Establishing continuity of fluvial terrace remnants in eroded landscapes is often limited to resource intensive field interpretations of in-situ stratigraphic and physiographic features. Soil NIR spectra are an integrative property of soil that have been successfully combined with digital terrain data for soil-landscape modelling purposes. This study assesses the viability of soil NIR spectroscopy as a rapid and cost-effective way to differentiate between various fluvial terrace levels. First, the correlation between the NIR spectra of 88 soil samples and the height above river channel (HARC) of various fluvial terrace levels were investigated using pre-processed spectra, principle component analysis (PCA) and partial least square regression (PLSR). A strong correlation (R2 = 0.78, RPD = 2.11) was achieved using NIR-spectra located between 7500 and 5446 cm−1, which remained strong (R2 = 0.55, RPD = 1.49) after cross-validation. Next, the Scikit-learn random forest (RF) machine learning library was used to classify two sets of fluvial terrace level classes.

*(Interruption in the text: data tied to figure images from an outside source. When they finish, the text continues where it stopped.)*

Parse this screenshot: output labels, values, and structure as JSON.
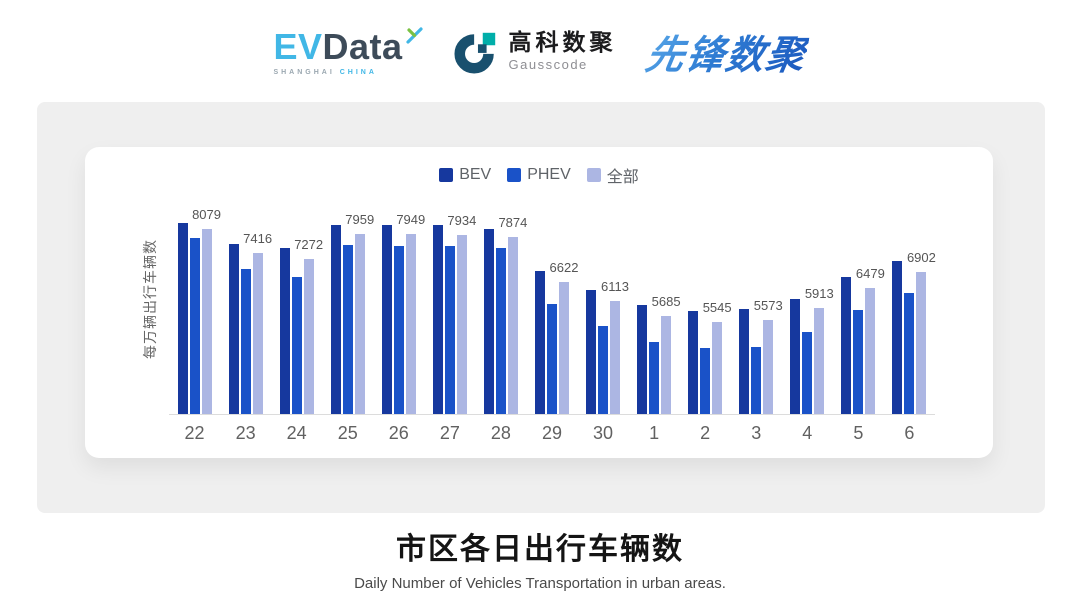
{
  "header": {
    "evdata": {
      "ev": "EV",
      "data": "Data",
      "tagline_left": "SHANGHAI",
      "tagline_right": "CHINA"
    },
    "gausscode": {
      "name_cn": "高科数聚",
      "name_en": "Gausscode"
    },
    "pioneer": {
      "name": "先锋数聚"
    }
  },
  "chart_data": {
    "type": "bar",
    "title": "市区各日出行车辆数",
    "subtitle": "Daily Number of Vehicles Transportation in urban areas.",
    "ylabel": "每万辆出行车辆数",
    "xlabel": "",
    "ylim": [
      3000,
      8500
    ],
    "grid": false,
    "legend_position": "top",
    "label_series": "全部",
    "categories": [
      "22",
      "23",
      "24",
      "25",
      "26",
      "27",
      "28",
      "29",
      "30",
      "1",
      "2",
      "3",
      "4",
      "5",
      "6"
    ],
    "series": [
      {
        "name": "BEV",
        "color": "#16389e",
        "values": [
          8250,
          7690,
          7575,
          8190,
          8190,
          8190,
          8080,
          6930,
          6400,
          6010,
          5840,
          5890,
          6175,
          6760,
          7210
        ]
      },
      {
        "name": "PHEV",
        "color": "#1a52c8",
        "values": [
          7855,
          6985,
          6760,
          7660,
          7630,
          7630,
          7575,
          6035,
          5420,
          4970,
          4830,
          4855,
          5250,
          5865,
          6340
        ]
      },
      {
        "name": "全部",
        "color": "#acb6e3",
        "values": [
          8079,
          7416,
          7272,
          7959,
          7949,
          7934,
          7874,
          6622,
          6113,
          5685,
          5545,
          5573,
          5913,
          6479,
          6902
        ]
      }
    ]
  },
  "footer": {
    "title": "市区各日出行车辆数",
    "subtitle": "Daily Number of Vehicles Transportation in urban areas."
  },
  "colors": {
    "bev": "#16389e",
    "phev": "#1a52c8",
    "all": "#acb6e3",
    "panel_bg": "#efefef",
    "card_bg": "#ffffff",
    "axis_line": "#dcdcdc",
    "value_label": "#555555",
    "axis_text": "#616161"
  }
}
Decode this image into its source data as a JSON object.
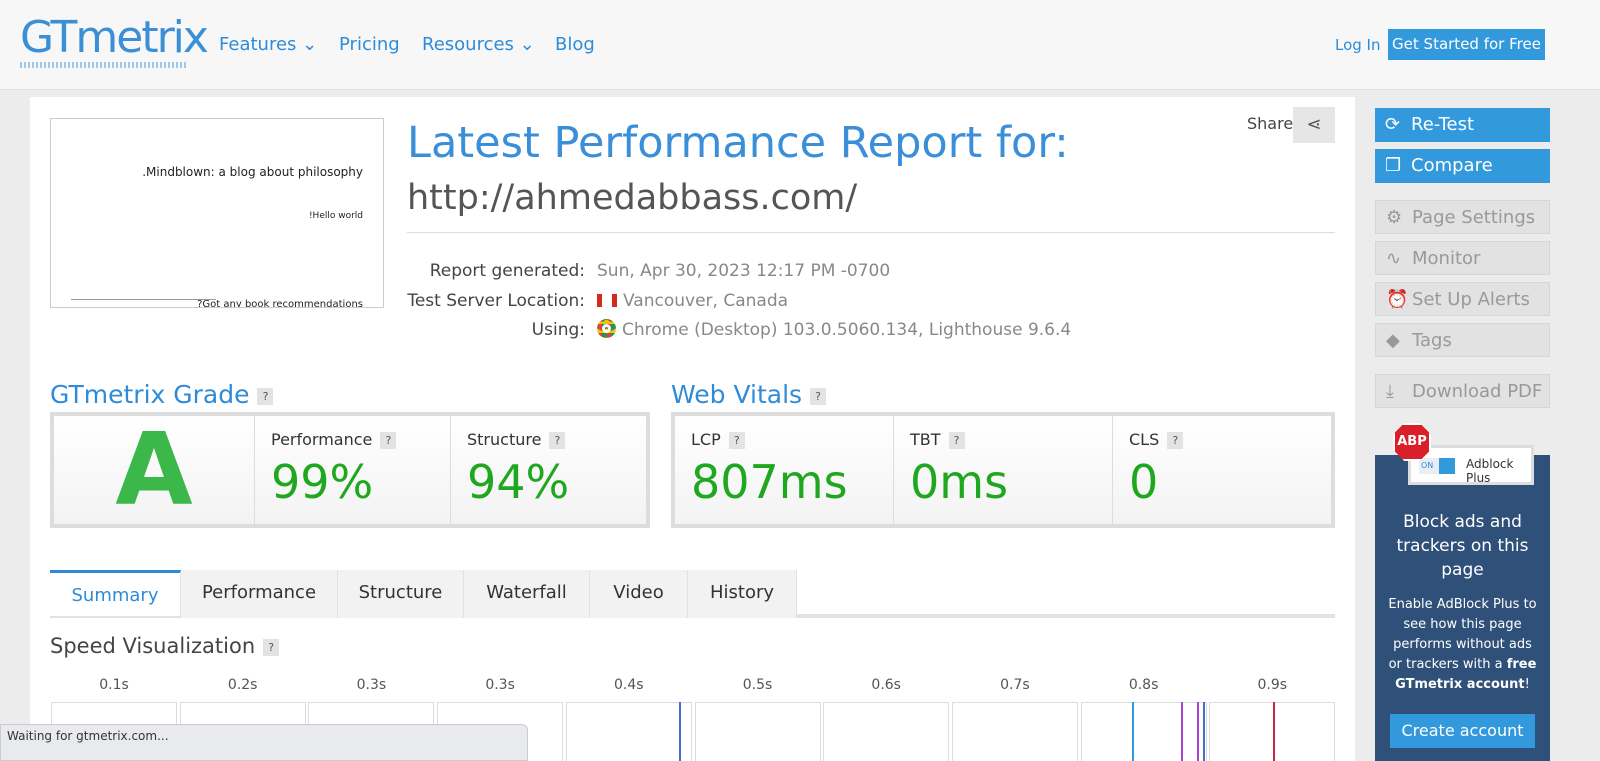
{
  "header": {
    "logo": "GTmetrix",
    "nav": [
      "Features",
      "Pricing",
      "Resources",
      "Blog"
    ],
    "login": "Log In",
    "cta": "Get Started for Free"
  },
  "report": {
    "title": "Latest Performance Report for:",
    "url": "http://ahmedabbass.com/",
    "share": "Share",
    "thumbnail": {
      "heading": ".Mindblown: a blog about philosophy",
      "post": "!Hello world",
      "footer": "?Got any book recommendations"
    },
    "details": [
      {
        "label": "Report generated:",
        "value": "Sun, Apr 30, 2023 12:17 PM -0700"
      },
      {
        "label": "Test Server Location:",
        "value": "Vancouver, Canada"
      },
      {
        "label": "Using:",
        "value": "Chrome (Desktop) 103.0.5060.134, Lighthouse 9.6.4"
      }
    ]
  },
  "help": "?",
  "grade": {
    "title": "GTmetrix Grade",
    "grade": "A",
    "metrics": [
      {
        "label": "Performance",
        "value": "99%"
      },
      {
        "label": "Structure",
        "value": "94%"
      }
    ]
  },
  "vitals": {
    "title": "Web Vitals",
    "metrics": [
      {
        "label": "LCP",
        "value": "807ms"
      },
      {
        "label": "TBT",
        "value": "0ms"
      },
      {
        "label": "CLS",
        "value": "0"
      }
    ]
  },
  "tabs": [
    "Summary",
    "Performance",
    "Structure",
    "Waterfall",
    "Video",
    "History"
  ],
  "speed": {
    "title": "Speed Visualization",
    "times": [
      "0.1s",
      "0.2s",
      "0.3s",
      "0.3s",
      "0.4s",
      "0.5s",
      "0.6s",
      "0.7s",
      "0.8s",
      "0.9s"
    ]
  },
  "sidebar": {
    "primary": [
      "Re-Test",
      "Compare"
    ],
    "secondary": [
      "Page Settings",
      "Monitor",
      "Set Up Alerts",
      "Tags"
    ],
    "download": "Download PDF"
  },
  "ad": {
    "badge": "ABP",
    "toggle": "ON",
    "brand": "Adblock Plus",
    "headline": "Block ads and trackers on this page",
    "body": "Enable AdBlock Plus to see how this page performs without ads or trackers with a ",
    "strong": "free GTmetrix account",
    "end": "!",
    "button": "Create account"
  },
  "status": "Waiting for gtmetrix.com..."
}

The classification of two and three fluvial terrace classes produced, respective, validation scores of 0.73 and 0.76 when using the entire unprocessed spectral dataset as input. Interpretation of the subsequent feature importances indicated that spectral wavelength bands associated with the absorption characteristics of smectite, kaolinite, carbonates and talc were most important. Final validation scores of 0.74 (two fluvial terrace classes) and 0.76 (three fluvial terrace classes) were achieved by isolating specific wavelength bands associated with smectite (5334 cm−1 and 5269 cm−1) and kaolinite (3664 cm−1 and 3699 cm−1) fractions. This study demonstrates the clear potential of NIR spectroscopy as a data-driven alternative to in-situ stratigraphic and physiographic differentiation of fluvial terrace levels.